Mis à jour 19-03-2009 07:06
La sensation Fredo Viola
Rencontre avec le chanteur new-yorkais aux mille voix, auteur d’un album étonnant

Fredo Viola
Photo : DR
Né à Londres, escale à Rome, élevé à New York, Fredo Viola, 39 ans, sort son premier album, The Turn. De l’Italie, il garde une obsession pour Fellini, Visconti, et le goût des pâtes, de l’huile et de l’ail. Le reste est incontestablement américain. Chorales, cours de piano, de violon, peinture, vidéo, design d’animation, création promotionnelle pour de grandes marques, Fredo Viola est un touche-à-tout. Frôlant la quarantaine, l’artiste s’est laissé aller à la composition de son premier disque. Folk singer influencé par le classique, marqué par l’électro, l’artiste déploie un éventail vocal jamais vu. Sensationnel et enviable.
Sur votre disque, vous faites toutes les voix. Comment faites-vous en concert ?
C’est le problème de mon disque. (Rires.) “The Sad Song” est très difficile à faire en live. Il me faut un groupe vocal, des voix sur ordinateur, et moi-même, sinon, c’est techniquement impossible. Forcément, les versions des titres en concert ne seront pas les mêmes que sur le disque, mais je pense qu’elles seront très bien !
Sur certains morceaux, vous utilisez un langage inconnu. Comment ceux qui ne le connaissent pas peuvent-ils le reproduire ?
C’est tout le problème, bien plus que les intervalles. La création de sons, de ce charabia personnel, est difficile à reproduire, comme les accents toniques que je peux mettre, et qui changent tout dans la chanson.

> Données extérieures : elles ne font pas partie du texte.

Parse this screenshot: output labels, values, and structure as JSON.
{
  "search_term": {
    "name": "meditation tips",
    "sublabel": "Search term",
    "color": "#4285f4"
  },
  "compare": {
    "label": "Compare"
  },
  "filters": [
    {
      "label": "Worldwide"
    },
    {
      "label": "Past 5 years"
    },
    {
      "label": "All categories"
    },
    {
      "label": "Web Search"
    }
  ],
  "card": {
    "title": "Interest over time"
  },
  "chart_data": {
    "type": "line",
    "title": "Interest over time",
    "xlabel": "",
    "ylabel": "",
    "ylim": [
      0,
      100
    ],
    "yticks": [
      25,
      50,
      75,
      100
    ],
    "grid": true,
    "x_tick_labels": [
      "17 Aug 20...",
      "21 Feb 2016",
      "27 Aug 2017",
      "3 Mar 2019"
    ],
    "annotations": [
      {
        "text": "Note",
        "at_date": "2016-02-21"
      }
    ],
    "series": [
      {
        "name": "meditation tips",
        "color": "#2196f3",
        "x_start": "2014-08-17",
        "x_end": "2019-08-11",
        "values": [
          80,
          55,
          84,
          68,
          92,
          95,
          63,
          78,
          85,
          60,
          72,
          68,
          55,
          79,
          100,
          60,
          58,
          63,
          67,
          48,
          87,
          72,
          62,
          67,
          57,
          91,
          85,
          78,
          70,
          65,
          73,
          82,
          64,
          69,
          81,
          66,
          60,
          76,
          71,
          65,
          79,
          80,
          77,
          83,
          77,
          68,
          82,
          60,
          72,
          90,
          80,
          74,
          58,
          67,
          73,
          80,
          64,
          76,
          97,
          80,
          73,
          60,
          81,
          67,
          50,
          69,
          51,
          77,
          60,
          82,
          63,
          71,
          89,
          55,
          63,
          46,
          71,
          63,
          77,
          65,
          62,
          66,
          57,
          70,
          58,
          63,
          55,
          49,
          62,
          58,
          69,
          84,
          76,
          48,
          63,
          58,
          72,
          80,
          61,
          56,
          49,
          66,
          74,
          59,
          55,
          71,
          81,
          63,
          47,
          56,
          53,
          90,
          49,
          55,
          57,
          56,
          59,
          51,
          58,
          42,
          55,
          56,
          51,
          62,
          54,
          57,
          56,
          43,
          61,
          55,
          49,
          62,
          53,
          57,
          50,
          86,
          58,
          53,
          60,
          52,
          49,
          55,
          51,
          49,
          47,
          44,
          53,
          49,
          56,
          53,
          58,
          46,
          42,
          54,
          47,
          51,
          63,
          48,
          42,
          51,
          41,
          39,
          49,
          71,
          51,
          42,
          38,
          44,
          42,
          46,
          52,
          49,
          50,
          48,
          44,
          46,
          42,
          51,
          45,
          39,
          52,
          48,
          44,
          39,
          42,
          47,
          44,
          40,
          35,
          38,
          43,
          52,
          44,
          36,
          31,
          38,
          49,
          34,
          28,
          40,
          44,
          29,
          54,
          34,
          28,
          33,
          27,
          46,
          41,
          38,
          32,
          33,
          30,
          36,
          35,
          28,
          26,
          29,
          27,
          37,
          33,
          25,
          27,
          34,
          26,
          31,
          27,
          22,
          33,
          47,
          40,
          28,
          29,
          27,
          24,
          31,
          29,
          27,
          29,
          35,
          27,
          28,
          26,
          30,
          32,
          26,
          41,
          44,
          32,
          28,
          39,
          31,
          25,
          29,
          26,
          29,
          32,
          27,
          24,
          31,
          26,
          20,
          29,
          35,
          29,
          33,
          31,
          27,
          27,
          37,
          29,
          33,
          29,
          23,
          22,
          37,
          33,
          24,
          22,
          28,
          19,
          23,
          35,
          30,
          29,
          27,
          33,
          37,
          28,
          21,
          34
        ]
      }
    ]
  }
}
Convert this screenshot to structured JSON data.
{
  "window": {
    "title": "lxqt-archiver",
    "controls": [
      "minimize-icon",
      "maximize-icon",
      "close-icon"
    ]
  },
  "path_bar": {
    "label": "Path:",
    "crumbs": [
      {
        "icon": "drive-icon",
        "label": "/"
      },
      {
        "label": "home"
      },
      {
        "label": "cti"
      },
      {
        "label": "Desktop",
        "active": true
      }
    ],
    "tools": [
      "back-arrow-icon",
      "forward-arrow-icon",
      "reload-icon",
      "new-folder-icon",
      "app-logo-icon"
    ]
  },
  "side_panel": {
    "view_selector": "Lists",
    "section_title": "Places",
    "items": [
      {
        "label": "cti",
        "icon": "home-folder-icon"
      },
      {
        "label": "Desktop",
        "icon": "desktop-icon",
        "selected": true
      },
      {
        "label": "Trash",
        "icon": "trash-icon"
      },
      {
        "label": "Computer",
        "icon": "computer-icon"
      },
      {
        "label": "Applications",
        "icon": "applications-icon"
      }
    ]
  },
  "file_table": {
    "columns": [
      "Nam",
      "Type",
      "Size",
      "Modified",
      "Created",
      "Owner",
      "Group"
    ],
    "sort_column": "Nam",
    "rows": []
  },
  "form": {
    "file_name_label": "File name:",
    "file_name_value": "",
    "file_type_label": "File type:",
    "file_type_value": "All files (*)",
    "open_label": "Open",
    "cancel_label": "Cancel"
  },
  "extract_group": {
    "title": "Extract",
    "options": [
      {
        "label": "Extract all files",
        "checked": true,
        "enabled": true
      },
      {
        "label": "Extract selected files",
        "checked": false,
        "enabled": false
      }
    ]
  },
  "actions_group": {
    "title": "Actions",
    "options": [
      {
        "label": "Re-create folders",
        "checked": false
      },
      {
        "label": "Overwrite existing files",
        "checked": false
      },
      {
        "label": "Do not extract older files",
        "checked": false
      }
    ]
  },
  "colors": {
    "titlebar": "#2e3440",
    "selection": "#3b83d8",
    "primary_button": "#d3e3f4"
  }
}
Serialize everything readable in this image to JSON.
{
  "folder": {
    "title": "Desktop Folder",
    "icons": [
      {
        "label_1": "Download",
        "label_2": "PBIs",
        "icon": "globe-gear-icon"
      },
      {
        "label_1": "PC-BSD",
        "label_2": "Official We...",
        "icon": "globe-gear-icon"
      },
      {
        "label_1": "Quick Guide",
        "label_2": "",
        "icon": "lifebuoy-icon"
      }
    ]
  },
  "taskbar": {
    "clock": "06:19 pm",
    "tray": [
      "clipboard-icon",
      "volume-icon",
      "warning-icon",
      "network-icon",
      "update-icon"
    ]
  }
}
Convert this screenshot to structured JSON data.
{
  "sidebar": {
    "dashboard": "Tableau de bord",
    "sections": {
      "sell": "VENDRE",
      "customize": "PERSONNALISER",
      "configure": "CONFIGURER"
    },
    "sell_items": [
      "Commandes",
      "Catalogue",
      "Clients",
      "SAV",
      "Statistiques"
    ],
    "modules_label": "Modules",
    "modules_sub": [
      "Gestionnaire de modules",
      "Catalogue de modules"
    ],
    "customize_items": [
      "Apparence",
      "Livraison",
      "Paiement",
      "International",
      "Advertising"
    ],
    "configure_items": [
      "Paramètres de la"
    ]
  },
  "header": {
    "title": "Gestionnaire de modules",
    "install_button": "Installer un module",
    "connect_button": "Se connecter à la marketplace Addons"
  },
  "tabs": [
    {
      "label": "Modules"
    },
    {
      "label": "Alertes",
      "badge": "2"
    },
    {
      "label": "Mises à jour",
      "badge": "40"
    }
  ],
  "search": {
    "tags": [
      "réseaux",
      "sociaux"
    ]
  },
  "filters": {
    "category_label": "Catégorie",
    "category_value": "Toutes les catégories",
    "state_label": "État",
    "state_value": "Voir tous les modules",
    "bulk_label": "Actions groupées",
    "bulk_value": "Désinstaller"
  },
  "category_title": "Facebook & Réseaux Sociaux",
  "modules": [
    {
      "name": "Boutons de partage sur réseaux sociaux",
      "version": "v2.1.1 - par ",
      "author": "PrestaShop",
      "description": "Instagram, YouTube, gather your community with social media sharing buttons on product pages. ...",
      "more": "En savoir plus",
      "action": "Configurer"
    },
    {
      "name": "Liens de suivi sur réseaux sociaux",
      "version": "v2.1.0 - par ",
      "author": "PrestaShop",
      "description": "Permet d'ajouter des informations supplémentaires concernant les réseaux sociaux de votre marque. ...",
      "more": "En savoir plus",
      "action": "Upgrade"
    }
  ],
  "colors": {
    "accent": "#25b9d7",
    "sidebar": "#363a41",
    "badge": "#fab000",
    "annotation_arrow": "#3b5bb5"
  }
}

Pour cela, je dois avoir des sons pré-enregistrés.
Parlez-nous de votre collaboration avec Massive Attack…
C’est eux qui m’ont contacté, mais je ne suis pas sûr qu’ils vont utiliser ma voix sur l’album. J’ai été à Bristol et, pour la première fois de ma vie, je chantais devant des gens. Ils m’avaient envoyé des sons en MP3 par Internet, et j’ai dû improviser dessus. C’était très troublant et passionnant.
Les images ont gardé une importance pour vous…
Je suis vidéaste au départ. L’univers que je crée avec ma voix se reproduit dans les images. Je ne pourrais faire l’un sans l’autre.